One might take a look at clinical psychologist Joseph L. Riley, III, Ph.D., an associate professor of community dentistry and behavioral science in the College of Dentistry, and think he’d be a sedate, quiet sort of fellow with a sedate, quiet sort of hobby … like clipping Bonsai to the lilting sounds of classical music.

Think again. Riley’s hobby is all about speed, the smell of hot asphalt, and the roar of 117 horses chomping at the bit to burn rubber on a fast course.
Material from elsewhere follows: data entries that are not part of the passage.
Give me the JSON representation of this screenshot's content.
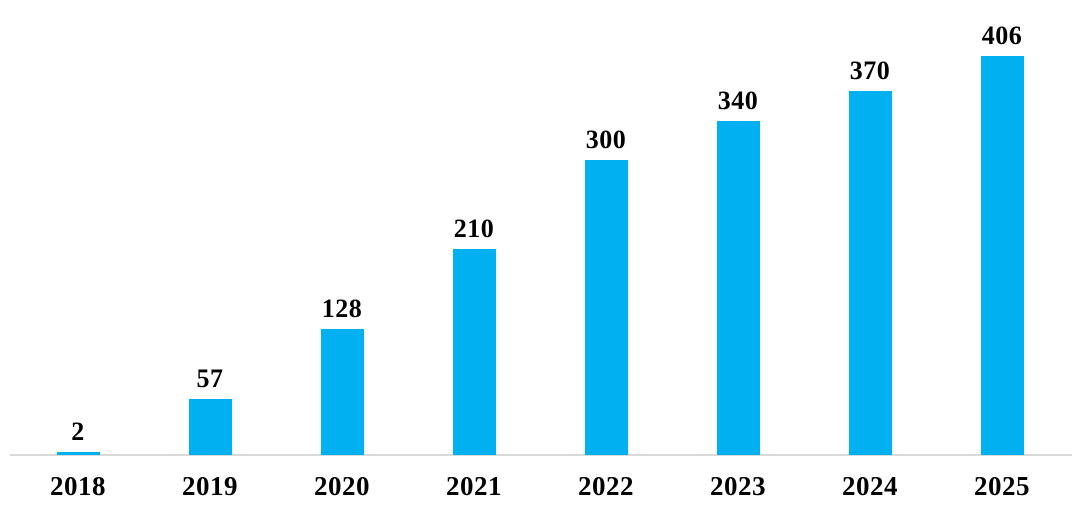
{
  "chart_data": {
    "type": "bar",
    "title": "",
    "xlabel": "",
    "ylabel": "",
    "categories": [
      "2018",
      "2019",
      "2020",
      "2021",
      "2022",
      "2023",
      "2024",
      "2025"
    ],
    "values": [
      2,
      57,
      128,
      210,
      300,
      340,
      370,
      406
    ],
    "data_labels": true,
    "ylim": [
      0,
      406
    ],
    "grid": false,
    "legend": false,
    "bar_color": "#00B0F0",
    "axis_line_color": "#D9D9D9",
    "label_color": "#000000"
  }
}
We’re talking Formula Ford car racing, baby, and at speeds up to 140 mph, it’s not for the faint of heart.

For 56-year-old Riley, who owned a chain of foreign auto part stores in the Orlando area for 20 years before entering academia, Formula Ford auto racing seemed the perfect hobby to occupy his spare time.
“Cars are kind of my thing,” Riley said. “In my youth, I wanted to be a professional race car driver and started racing when I was 21. But I blew up the engine in my car after about a year, started a business and put racing on the back burner. So in some ways, this is unfinished business.”

Formula Ford cars are open wheel, single-seaters slung low and without the aerodynamic wings seen on the Formula One cars. The newer car chassis have springs and shocks that are covered by the car body to reduce drag, but Riley’s car is a classic 1975 Titan chassis with outboard suspension that places him at a 5 mph disadvantage at higher speeds — a disadvantage that disappears below 100 mph. So his competitive edge at lower speeds is driving skill and the mechanical preparation that went into the car before the race.

“My car is in my garage and I do all the work on it,” Riley said. “I don’t actually build the engine itself, I send it off to a professional engine builder, but I put it in my car and do all the maintenance, all the setup work on the chassis, put the car on my trailer and drive it to the race.”

Riley must be doing something right. He won the 2006 championship for the Southeastern Division of the Sports Car Club of America, competing against drivers with newer, more aerodynamic cars, called Swifts. The Swifts car bodies have covered springs and shocks, and are the car to beat at Formula Ford races.

“The good news is that the guys who have Swifts didn’t run enough races and they were unreliable,” Riley said with a laugh. “The young guys are crazier, they go off track … So they had won some races, but I had won six races before I went to the championship race, and I only had to finish fourth to be series champion.”

Riley placed third, his Titan kept pace with the newer Swifts to take home the SCCA Southeastern Division Formula Ford Championship.

Although he’s modest about his achievement, Riley is accustomed to being at the top of his game. In what he calls “another life,” Riley was a nationally ranked triathlete. Now, he’s the recipient of dentistry’s University Research Foundation Professorship Award, which consists of a one-time $3,000 grant to support his ongoing research and $5,000 each year over the next three years as a salary supplement.
Riley and his wife, Denise, a nurse practitioner in the department of neurology, are delighted with the recognition, and Riley plans to use the award to support his research on cultural differences in pain management behaviors, a subject he finds even more exciting than car racing.

“Research is just as thrilling as an auto race,” Riley said. “If you put in the preparation time and pay attention to details the payoff is exciting — your paper is published, your grant is funded or you win a race."